Thursday, May 23, 2013

Ospreys' Storied Program Returns for Continued Success


It was as if Mother Nature decided yesterday since North Florida had been away from the A-Sun Championship for two-plus years, so what was another 14 hours?

Once they finally took the field on Thursday, the Ospreys made the most of their reappearance in the championship, defeating Lipscomb 6-1 in their first game back since 2010. North Florida returns to the championship in the midst of its best season since 2006, when the Ospreys finished second in the A-Sun with a 20-10 record in A-Sun play and a 34-21 mark overall.

The game was the first A-Sun Championship contest under Head Coach Raymond “Smoke” Laval, who took over from the program’s chief architect, Dusty Rhodes. Under Laval’s leadership, UNF is 97-68 in three years and the Ospreys make an impressive return to the A-Sun Championship.

Laval inherited a program built for success, and brought with him his own impressive coaching resume. Laval went 241-159 with three NCAA regional appearances in his first head coaching job at Louisiana-Monroe. Then in 2002, Laval took over at LSU, where he led the Tigers to two College World Series berths, two top-10 finishes and a 210-109-1 record.

Now he continues to build upon the rich history of success created from scratch by his predecessor Rhodes more than a quarter century ago.

The namesake of North Florida’s home field, Rhodes began UNF’s program from scratch at the NAIA level in 1988. He took the opportunity and built it into a national powerhouse en route to becoming one of the most successful coaches in college baseball history.

With more than 1,100 wins to his credit, he is definitely among a prestigious group of coaching legends.
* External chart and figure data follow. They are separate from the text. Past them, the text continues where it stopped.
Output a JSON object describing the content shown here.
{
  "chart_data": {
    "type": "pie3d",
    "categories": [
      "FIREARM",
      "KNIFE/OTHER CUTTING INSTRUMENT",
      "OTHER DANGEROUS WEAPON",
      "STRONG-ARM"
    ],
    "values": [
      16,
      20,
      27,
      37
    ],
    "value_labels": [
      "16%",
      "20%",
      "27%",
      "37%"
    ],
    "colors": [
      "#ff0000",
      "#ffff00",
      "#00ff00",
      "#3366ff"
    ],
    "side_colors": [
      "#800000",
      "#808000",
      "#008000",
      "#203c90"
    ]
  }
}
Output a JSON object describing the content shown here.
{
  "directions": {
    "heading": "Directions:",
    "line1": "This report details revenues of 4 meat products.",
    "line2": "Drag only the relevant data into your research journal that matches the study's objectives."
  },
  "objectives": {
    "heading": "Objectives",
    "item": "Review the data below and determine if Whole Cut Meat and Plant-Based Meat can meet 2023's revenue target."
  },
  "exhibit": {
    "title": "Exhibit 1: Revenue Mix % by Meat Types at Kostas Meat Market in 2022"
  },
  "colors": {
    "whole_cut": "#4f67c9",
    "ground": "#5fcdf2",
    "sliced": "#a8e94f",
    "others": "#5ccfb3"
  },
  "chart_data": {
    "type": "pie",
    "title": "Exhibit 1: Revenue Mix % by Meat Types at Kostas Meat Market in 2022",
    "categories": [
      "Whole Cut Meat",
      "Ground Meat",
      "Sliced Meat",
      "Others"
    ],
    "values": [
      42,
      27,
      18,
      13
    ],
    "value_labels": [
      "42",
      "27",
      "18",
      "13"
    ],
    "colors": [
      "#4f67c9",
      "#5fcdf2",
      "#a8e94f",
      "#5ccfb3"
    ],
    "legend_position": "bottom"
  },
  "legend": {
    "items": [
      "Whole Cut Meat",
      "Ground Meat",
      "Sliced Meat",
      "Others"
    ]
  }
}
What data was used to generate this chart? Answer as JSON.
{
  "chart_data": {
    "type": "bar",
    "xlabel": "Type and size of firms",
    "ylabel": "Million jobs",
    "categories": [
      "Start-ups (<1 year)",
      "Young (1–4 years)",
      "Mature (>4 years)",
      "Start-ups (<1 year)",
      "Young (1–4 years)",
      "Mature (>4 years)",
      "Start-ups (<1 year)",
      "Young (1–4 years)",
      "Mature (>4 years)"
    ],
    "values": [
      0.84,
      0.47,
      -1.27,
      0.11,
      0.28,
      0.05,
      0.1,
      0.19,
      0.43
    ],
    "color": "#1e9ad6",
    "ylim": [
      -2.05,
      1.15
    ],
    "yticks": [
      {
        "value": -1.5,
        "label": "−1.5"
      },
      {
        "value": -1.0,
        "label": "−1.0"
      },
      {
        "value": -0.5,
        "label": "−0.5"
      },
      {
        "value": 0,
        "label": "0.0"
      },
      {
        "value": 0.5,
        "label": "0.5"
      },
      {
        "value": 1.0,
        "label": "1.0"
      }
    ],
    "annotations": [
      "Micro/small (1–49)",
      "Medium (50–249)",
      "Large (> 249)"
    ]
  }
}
He led UNF to 16 postseason appearances, including five trips to the College World Series (two in NAIA and three in NCAA Division II). In January of 2009, he was chosen by his peers to be inducted into the American Baseball Coaches Association Hall of Fame.

In 2005, Rhodes finished as the national runner-up in the Division II College World Series, falling in the championship game. In his other four World Series appearances, Rhodes led the Ospreys to third-place finishes out of eight participating teams.
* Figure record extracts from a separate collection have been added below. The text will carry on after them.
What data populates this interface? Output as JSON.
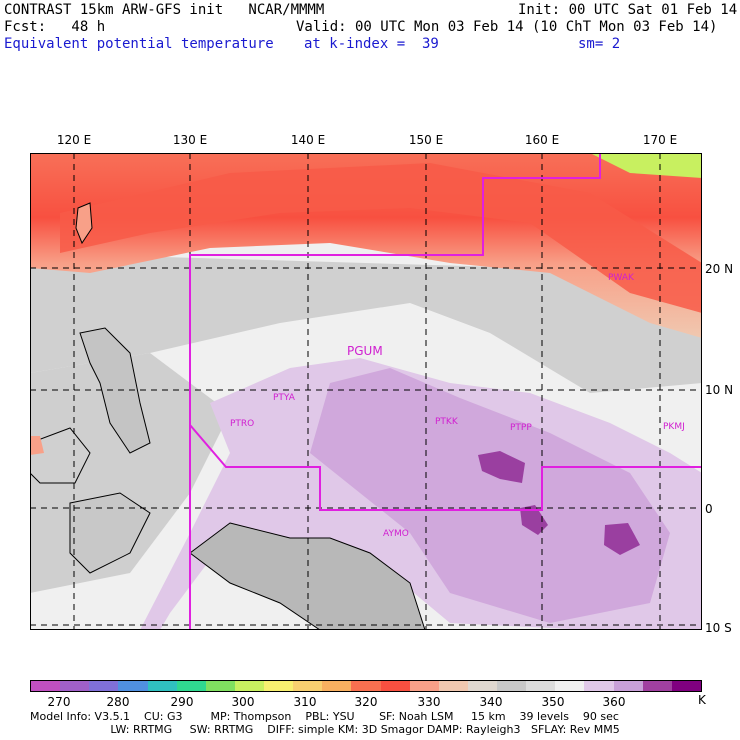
{
  "header": {
    "line1_left": "CONTRAST 15km ARW-GFS init   NCAR/MMMM",
    "line1_right": "Init: 00 UTC Sat 01 Feb 14",
    "line2_left": "Fcst:   48 h",
    "line2_right": "Valid: 00 UTC Mon 03 Feb 14 (10 ChT Mon 03 Feb 14)",
    "line3_left": "Equivalent potential temperature",
    "line3_mid": "at k-index =  39",
    "line3_right": "sm= 2"
  },
  "map": {
    "lon_labels": [
      "120 E",
      "130 E",
      "140 E",
      "150 E",
      "160 E",
      "170 E"
    ],
    "lat_labels": [
      "20 N",
      "10 N",
      "0",
      "10 S"
    ],
    "stations": [
      {
        "id": "PWAK",
        "size": "small"
      },
      {
        "id": "PGUM",
        "size": "big"
      },
      {
        "id": "PTYA",
        "size": "small"
      },
      {
        "id": "PTRO",
        "size": "small"
      },
      {
        "id": "PTKK",
        "size": "small"
      },
      {
        "id": "PTPP",
        "size": "small"
      },
      {
        "id": "PKMJ",
        "size": "small"
      },
      {
        "id": "AYMO",
        "size": "small"
      }
    ],
    "boundary_color": "#e020e0"
  },
  "colorbar": {
    "colors": [
      "#c050c0",
      "#a060c8",
      "#8070d8",
      "#5090e0",
      "#30c0c0",
      "#30d890",
      "#80e060",
      "#c8f060",
      "#f8f070",
      "#f8d070",
      "#f8b060",
      "#f87050",
      "#f85040",
      "#f8a088",
      "#f0c8b0",
      "#e0d8d0",
      "#c8c8c8",
      "#dcdcdc",
      "#f0f0f0",
      "#e0c8e8",
      "#c8a0d8",
      "#a040a0",
      "#800080"
    ],
    "ticks": [
      "270",
      "280",
      "290",
      "300",
      "310",
      "320",
      "330",
      "340",
      "350",
      "360"
    ],
    "unit": "K"
  },
  "footer": {
    "line1": "Model Info: V3.5.1    CU: G3        MP: Thompson    PBL: YSU       SF: Noah LSM     15 km    39 levels    90 sec",
    "line2": "                       LW: RRTMG     SW: RRTMG    DIFF: simple KM: 3D Smagor DAMP: Rayleigh3   SFLAY: Rev MM5"
  }
}
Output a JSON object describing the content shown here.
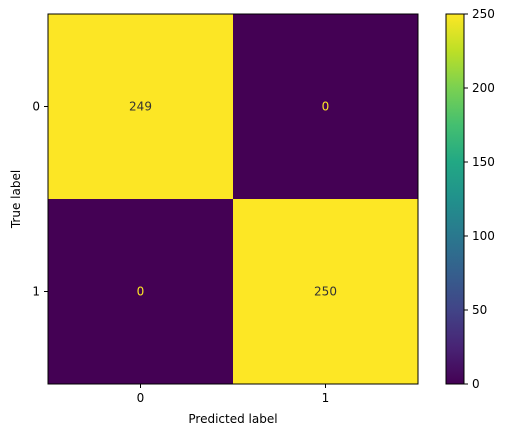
{
  "chart_data": {
    "type": "heatmap",
    "title": "",
    "xlabel": "Predicted label",
    "ylabel": "True label",
    "x_categories": [
      "0",
      "1"
    ],
    "y_categories": [
      "0",
      "1"
    ],
    "values": [
      [
        249,
        0
      ],
      [
        0,
        250
      ]
    ],
    "cell_labels": [
      [
        "249",
        "0"
      ],
      [
        "0",
        "250"
      ]
    ],
    "colormap": "viridis",
    "colorbar": {
      "range": [
        0,
        250
      ],
      "ticks": [
        0,
        50,
        100,
        150,
        200,
        250
      ],
      "tick_labels": [
        "0",
        "50",
        "100",
        "150",
        "200",
        "250"
      ]
    },
    "colors": {
      "high": "#fde725",
      "low": "#440154",
      "label_on_high": "#440154",
      "label_on_low": "#fde725"
    },
    "grid": false
  }
}
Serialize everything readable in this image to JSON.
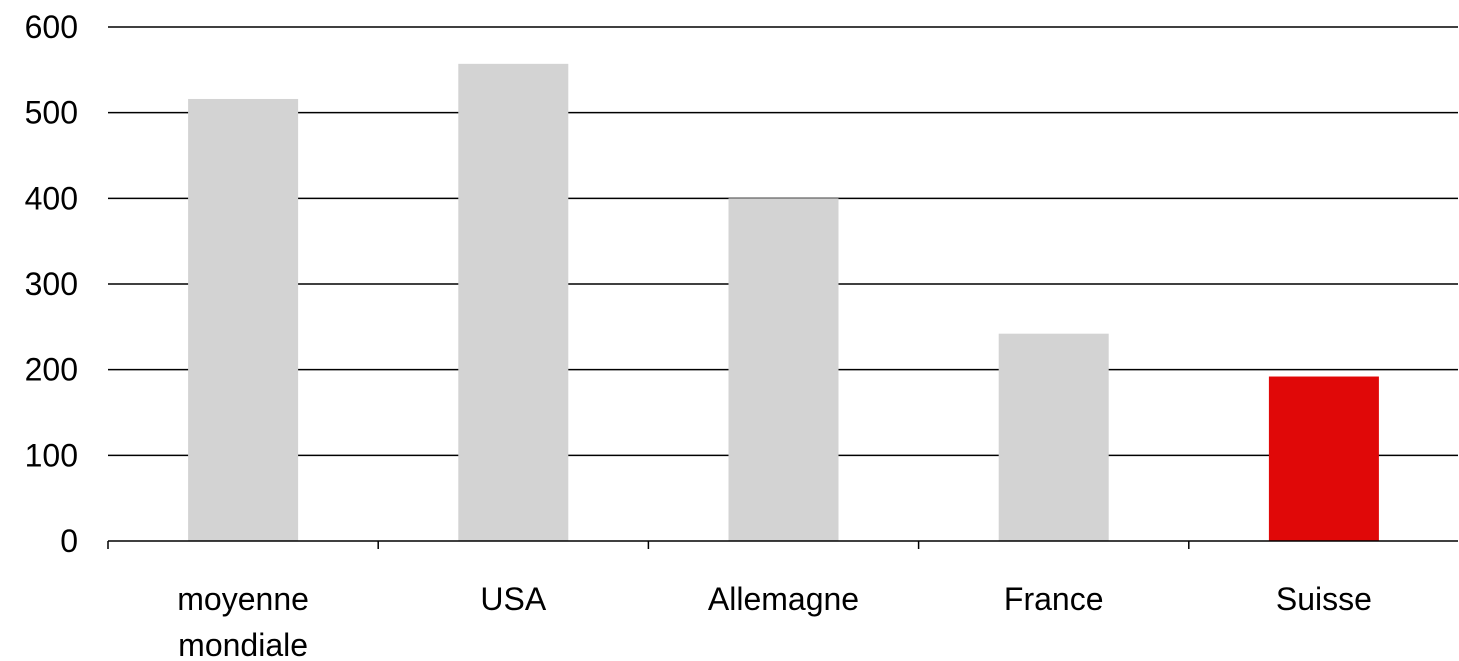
{
  "chart_data": {
    "type": "bar",
    "categories": [
      [
        "moyenne",
        "mondiale"
      ],
      [
        "USA"
      ],
      [
        "Allemagne"
      ],
      [
        "France"
      ],
      [
        "Suisse"
      ]
    ],
    "values": [
      516,
      557,
      400,
      242,
      192
    ],
    "bar_colors": [
      "#d3d3d3",
      "#d3d3d3",
      "#d3d3d3",
      "#d3d3d3",
      "#e00808"
    ],
    "y_ticks": [
      "0",
      "100",
      "200",
      "300",
      "400",
      "500",
      "600"
    ],
    "ylim": [
      0,
      600
    ],
    "grid": true,
    "title": "",
    "xlabel": "",
    "ylabel": ""
  }
}
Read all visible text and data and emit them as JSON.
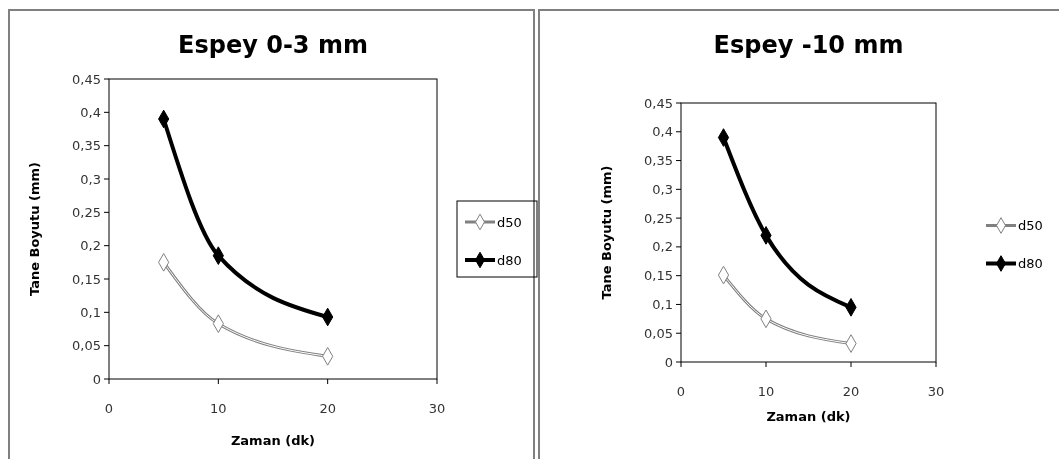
{
  "chart_data": [
    {
      "type": "line",
      "title": "Espey 0-3 mm",
      "xlabel": "Zaman (dk)",
      "ylabel": "Tane Boyutu (mm)",
      "x": [
        5,
        10,
        20
      ],
      "series": [
        {
          "name": "d50",
          "color": "#808080",
          "values": [
            0.175,
            0.083,
            0.034
          ]
        },
        {
          "name": "d80",
          "color": "#000000",
          "values": [
            0.39,
            0.185,
            0.093
          ]
        }
      ],
      "xlim": [
        0,
        30
      ],
      "xticks": [
        0,
        10,
        20,
        30
      ],
      "ylim": [
        0,
        0.45
      ],
      "yticks": [
        {
          "value": 0,
          "label": "0"
        },
        {
          "value": 0.05,
          "label": "0,05"
        },
        {
          "value": 0.1,
          "label": "0,1"
        },
        {
          "value": 0.15,
          "label": "0,15"
        },
        {
          "value": 0.2,
          "label": "0,2"
        },
        {
          "value": 0.25,
          "label": "0,25"
        },
        {
          "value": 0.3,
          "label": "0,3"
        },
        {
          "value": 0.35,
          "label": "0,35"
        },
        {
          "value": 0.4,
          "label": "0,4"
        },
        {
          "value": 0.45,
          "label": "0,45"
        }
      ],
      "marker": "diamond",
      "legend": "right"
    },
    {
      "type": "line",
      "title": "Espey -10 mm",
      "xlabel": "Zaman (dk)",
      "ylabel": "Tane Boyutu (mm)",
      "x": [
        5,
        10,
        20
      ],
      "series": [
        {
          "name": "d50",
          "color": "#808080",
          "values": [
            0.151,
            0.075,
            0.032
          ]
        },
        {
          "name": "d80",
          "color": "#000000",
          "values": [
            0.39,
            0.22,
            0.095
          ]
        }
      ],
      "xlim": [
        0,
        30
      ],
      "xticks": [
        0,
        10,
        20,
        30
      ],
      "ylim": [
        0,
        0.45
      ],
      "yticks": [
        {
          "value": 0,
          "label": "0"
        },
        {
          "value": 0.05,
          "label": "0,05"
        },
        {
          "value": 0.1,
          "label": "0,1"
        },
        {
          "value": 0.15,
          "label": "0,15"
        },
        {
          "value": 0.2,
          "label": "0,2"
        },
        {
          "value": 0.25,
          "label": "0,25"
        },
        {
          "value": 0.3,
          "label": "0,3"
        },
        {
          "value": 0.35,
          "label": "0,35"
        },
        {
          "value": 0.4,
          "label": "0,4"
        },
        {
          "value": 0.45,
          "label": "0,45"
        }
      ],
      "marker": "diamond",
      "legend": "right"
    }
  ]
}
He has also pushed the Ospreys to six conference championships, seven No. 1 rankings (three in NAIA and four in Division II) and has coached 22 All-Americans while compiling an 879-420 record at UNF and an overall mark of 1,182-538 in 30 seasons as a collegiate head coach.

After an extraordinary NCAA Division II resume, Rhodes upped the ante and continued to grow the program into a rising star and giant killer in Division I. From the time the Ospreys began playing in Division I in March of 2006, under Rhodes they recorded nine victories over ranked teams, including a 4-3 record against in-state rival and SEC power Florida.

In 2008, Rhodes led the Ospreys to wins over No. 6 Florida State, No. 13 Miami and No. 23 Florida, marking the first time in school history that UNF recorded wins over all three state schools in the same season.

In his illustrious career, Rhodes was honored as a conference or district coach of the year eight times. In the Peach Belt Conference, he earned coach of the year honors in 1999, 2000, 2001, 2004 and 2005. When the Ospreys played in District 25 in NAIA, he was named coach of the year in 1988, 1989, 1990 and 1992.

He also earned his region’s coach of the year honor in 2000, 2001 and 2005, after leading UNF to the Division II World Series each year. In 1989 and 1991, he was tabbed the Rawlings NAIA Area V Coach of the Year.

Armed with the program’s rich history of success and led by the play of seven All-Conference selections and a veteran coaching staff, the Ospreys check in as the No. 3 seed and with national relevance. It is no accident that UNF is ranked among the Top 30 teams in the nation in 14 statistical categories, along with another 14 Ospreys ranked in the Top 50 statistically as well.

UNF is now 13-9 against the championship field, and is now a winner of four of its last five games. The Ospreys’ effort in their win against Lipscomb seems to indicate that they are ready to make their 1-2 record in the 2010 A-Sun Championship little more than a piece of its impressive history and a distant memory.